Being always in fight-or-flight mode is dangerous for your overall well-being. Fortunately, you can take steps to calm your body and get out of survival mode when experiencing an overactive response. Consider implementing stress management skills, grounding practices, and mindfulness into your daily routine. Additionally, seek support from loved ones or ask for advice about how to handle specific situations. Sometimes, gaining an outside perspective can change how you view your circumstances and develop solutions.

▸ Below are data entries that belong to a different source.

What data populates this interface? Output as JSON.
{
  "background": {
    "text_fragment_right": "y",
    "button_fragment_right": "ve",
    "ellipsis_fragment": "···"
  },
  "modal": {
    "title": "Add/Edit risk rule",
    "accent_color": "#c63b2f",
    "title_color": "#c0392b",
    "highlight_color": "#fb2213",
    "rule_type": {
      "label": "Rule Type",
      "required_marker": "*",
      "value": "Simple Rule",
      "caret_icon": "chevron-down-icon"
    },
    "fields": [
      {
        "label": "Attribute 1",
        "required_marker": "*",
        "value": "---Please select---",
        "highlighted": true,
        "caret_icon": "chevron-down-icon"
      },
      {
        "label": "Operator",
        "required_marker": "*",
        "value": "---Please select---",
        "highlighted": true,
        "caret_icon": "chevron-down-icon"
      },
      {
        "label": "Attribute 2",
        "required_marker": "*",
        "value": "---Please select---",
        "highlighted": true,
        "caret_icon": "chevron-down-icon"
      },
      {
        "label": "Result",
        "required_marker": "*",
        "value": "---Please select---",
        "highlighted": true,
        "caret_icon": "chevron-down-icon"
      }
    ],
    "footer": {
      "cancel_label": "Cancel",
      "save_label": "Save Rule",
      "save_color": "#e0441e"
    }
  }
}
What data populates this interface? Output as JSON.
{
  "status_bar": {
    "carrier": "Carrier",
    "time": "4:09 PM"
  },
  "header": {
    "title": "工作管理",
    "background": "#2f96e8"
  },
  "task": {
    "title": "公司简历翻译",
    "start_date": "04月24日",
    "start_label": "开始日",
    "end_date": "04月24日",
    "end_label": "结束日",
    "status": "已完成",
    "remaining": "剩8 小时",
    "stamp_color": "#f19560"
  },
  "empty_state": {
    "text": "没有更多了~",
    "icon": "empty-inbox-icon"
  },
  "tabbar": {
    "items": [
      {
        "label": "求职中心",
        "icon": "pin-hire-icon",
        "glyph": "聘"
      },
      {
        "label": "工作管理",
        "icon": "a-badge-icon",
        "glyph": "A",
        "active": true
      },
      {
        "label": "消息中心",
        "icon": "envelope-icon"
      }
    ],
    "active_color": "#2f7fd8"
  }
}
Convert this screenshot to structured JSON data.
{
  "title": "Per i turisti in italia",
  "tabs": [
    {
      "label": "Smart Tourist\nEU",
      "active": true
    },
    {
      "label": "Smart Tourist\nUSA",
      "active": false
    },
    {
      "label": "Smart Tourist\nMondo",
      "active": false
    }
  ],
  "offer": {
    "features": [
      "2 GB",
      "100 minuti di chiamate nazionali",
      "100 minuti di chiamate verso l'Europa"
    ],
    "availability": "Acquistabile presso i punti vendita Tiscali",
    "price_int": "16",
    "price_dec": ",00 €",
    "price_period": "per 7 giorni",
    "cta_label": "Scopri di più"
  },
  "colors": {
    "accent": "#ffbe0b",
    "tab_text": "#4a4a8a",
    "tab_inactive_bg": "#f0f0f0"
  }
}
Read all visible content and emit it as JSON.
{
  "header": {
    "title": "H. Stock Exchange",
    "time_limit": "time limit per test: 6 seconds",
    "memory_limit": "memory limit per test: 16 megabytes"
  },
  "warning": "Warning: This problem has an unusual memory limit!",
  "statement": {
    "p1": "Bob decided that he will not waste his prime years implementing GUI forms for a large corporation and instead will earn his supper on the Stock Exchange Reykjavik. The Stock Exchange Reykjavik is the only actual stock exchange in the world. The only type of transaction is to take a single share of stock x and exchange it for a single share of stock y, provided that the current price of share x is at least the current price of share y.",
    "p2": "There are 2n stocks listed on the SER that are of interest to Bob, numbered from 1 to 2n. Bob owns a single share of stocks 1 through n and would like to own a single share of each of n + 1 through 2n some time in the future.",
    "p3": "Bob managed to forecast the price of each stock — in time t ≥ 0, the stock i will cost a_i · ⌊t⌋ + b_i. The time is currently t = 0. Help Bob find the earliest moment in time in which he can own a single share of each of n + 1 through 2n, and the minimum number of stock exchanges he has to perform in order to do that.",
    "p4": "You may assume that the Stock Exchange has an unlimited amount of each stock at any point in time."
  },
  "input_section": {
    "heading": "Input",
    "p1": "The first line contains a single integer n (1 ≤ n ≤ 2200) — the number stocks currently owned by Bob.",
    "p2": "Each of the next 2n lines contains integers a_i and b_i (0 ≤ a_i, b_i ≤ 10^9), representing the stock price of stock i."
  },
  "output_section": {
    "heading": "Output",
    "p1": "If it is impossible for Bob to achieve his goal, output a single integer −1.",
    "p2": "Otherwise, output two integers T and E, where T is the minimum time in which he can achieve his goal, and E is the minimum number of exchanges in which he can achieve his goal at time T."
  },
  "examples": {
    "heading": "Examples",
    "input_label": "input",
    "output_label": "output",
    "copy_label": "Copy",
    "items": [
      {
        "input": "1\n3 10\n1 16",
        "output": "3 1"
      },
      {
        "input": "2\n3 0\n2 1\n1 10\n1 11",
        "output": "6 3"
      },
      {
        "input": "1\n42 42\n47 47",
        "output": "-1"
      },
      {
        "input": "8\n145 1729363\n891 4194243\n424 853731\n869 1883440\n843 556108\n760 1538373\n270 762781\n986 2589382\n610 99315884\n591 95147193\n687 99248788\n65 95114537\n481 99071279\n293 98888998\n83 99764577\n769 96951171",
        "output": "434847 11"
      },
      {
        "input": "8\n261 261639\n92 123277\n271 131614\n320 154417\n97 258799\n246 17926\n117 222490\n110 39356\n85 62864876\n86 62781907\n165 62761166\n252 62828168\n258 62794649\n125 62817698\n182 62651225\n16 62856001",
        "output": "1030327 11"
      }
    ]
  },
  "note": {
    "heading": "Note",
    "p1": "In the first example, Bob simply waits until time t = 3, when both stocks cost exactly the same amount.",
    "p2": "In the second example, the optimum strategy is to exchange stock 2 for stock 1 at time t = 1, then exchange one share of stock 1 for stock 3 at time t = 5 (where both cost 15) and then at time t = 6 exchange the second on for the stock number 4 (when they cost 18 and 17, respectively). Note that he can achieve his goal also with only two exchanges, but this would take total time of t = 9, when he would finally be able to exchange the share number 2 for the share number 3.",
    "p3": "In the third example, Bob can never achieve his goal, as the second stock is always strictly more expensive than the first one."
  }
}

Here are 11 ways to calm the fight-or-flight response:

  1. Use grounding techniques: Grounding techniques can help anchor you in reality and alleviate the intensity of fight-or-flight.
  2. Take deep breaths: Deep breathing exercises, like diaphragmatic breathing, can activate bodily relaxation responses, slowing down heart rate and promoting a sense of calm.
  3. Reach out for support: Don’t hesitate to seek support from friends, family, or a therapist. Talking about your feelings and experiences can help regulate the fight-or-flight response and relieve symptoms.
  4. Practice mindfulness: Mindfulness practices, such as meditation or yoga, can help redirect attention from anxious thoughts to the present moment.
  5. Engage in self-care: Prioritise activities that promote relaxation and well-being, like taking a bath, listening to soothing music, or engaging in hobbies. Self-care can help soothe the body and mind, reducing the fight-or-flight response.
  6. Limit exposure to stress: Identify and minimize triggers that elicit stress and anxiety. For example, setting boundaries, practicing time management, or changing your environment can create a sense of safety.
  7. Focus on finding solutions: Instead of dwelling on problems that activate the fight-or-flight response, focus on finding practical solutions. Taking proactive steps toward resolving challenges can help alleviate stress and anxiety.
  8. Take in your surroundings: Losing focus of our surroundings is easy when in fight-or-flight mode. Notice the trees, colors, sounds, and sights around you to help ground you in the present and reduce stress.
  9. Remind yourself that you are safe: Take a second to tell yourself, “I am safe.” Sometimes, repeating healing mantras like this can help you feel more secure. The danger has passed, and you can relax.
  10. Engage in regular stress management: Returning to a healthy baseline is easier when you can calm your body and mind. Practice preventive stress management by getting enough sleep, eating nutritious food, practicing relaxation techniques, and developing coping skills.
  11. Get moving: Exercise offers an outlet for pent-up energy and adrenaline. For example, do jumping jacks, walk around the block, or hit a punching bag when stressed or anxious. Doing so will help redirect the energy toward something constructive.

When to Seek Professional Support

In most instances, the fight-or-flight response is no cause for concern. However, consider seeking professional help if you struggle to relax or cope with stress. Feeling constantly on edge or anxious can impact your ability to function, so early intervention is essential. Avoid waiting until you feel overwhelmed by stress to seek support–start healing your body and mind early to prevent future issues.